The data set contains 5331 positive and 5331 negative reviews in a file. This project helps to quantify each review as positive or negative based on the content of reviews by providing a classifier which will flag all incoming reviews as positive or negative.
- Load the dataset and create a dataframe.
- Define a function which can perform the following functions:
- Remove non-alphabets
- Remove URLs
- Remove digits
- Remove stopwords
- Stem the texts using PorterStemmer
- Remove and replace “’”, “--”, “-”, “[”, “]” by “ ”.
- Create a list of 30 most frequently occurring words from cleaned reviews and write it to 'nlargest.txt'.
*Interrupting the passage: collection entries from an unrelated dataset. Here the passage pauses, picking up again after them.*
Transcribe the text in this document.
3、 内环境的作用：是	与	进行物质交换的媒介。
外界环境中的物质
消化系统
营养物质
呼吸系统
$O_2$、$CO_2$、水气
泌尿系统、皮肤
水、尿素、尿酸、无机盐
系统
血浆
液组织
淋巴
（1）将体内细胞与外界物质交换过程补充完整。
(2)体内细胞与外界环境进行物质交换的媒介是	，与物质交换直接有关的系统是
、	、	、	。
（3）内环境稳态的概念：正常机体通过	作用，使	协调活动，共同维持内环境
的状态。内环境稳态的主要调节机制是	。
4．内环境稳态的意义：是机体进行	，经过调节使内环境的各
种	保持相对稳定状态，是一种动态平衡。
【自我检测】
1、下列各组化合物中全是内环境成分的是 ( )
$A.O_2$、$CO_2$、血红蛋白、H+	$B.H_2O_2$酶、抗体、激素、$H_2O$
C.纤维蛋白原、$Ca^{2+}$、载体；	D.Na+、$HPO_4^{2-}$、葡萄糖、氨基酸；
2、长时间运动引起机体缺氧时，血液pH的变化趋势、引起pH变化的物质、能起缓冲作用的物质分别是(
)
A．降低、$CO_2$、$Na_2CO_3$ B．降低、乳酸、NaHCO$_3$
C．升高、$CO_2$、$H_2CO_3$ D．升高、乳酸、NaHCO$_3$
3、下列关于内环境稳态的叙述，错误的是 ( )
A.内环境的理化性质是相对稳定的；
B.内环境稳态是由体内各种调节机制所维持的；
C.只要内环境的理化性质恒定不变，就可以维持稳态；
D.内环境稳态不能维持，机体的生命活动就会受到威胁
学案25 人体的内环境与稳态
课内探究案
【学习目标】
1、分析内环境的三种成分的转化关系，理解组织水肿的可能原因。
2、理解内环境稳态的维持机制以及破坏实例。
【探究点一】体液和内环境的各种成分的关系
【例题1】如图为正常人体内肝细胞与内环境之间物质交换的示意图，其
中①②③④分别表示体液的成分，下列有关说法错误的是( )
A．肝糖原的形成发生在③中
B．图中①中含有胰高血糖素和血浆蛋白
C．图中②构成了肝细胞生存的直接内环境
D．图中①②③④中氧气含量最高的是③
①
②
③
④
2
- Create a train (67%) and test (33%) split with random state 42
- Create a TF-IDF vector with the following parameter:
- ngram_range = (1,2)
- max_df=0.3
- min_df=7
- Build a Random Forest Classifier
- After building the classification model and predicting on the whole dataset, save confusion matrix to a text file using :
- confusion_matrix(observed,predicted).tofile('cfmatrix.txt',sep=',')
Reviews have been saved in separate files with extension ‘pos’ and ‘neg’.
Approx 10662 records
- Positive - 5331
- Negative - 5331
- /dataset/ReviewsFileName.xlsx
Since the number of reviews is surging with the rapid pace at movies database website. So, it is becoming almost impossible for admins to read each review and gauge the sentiment of patrons about the movies. This project will save over 90 manhours per month.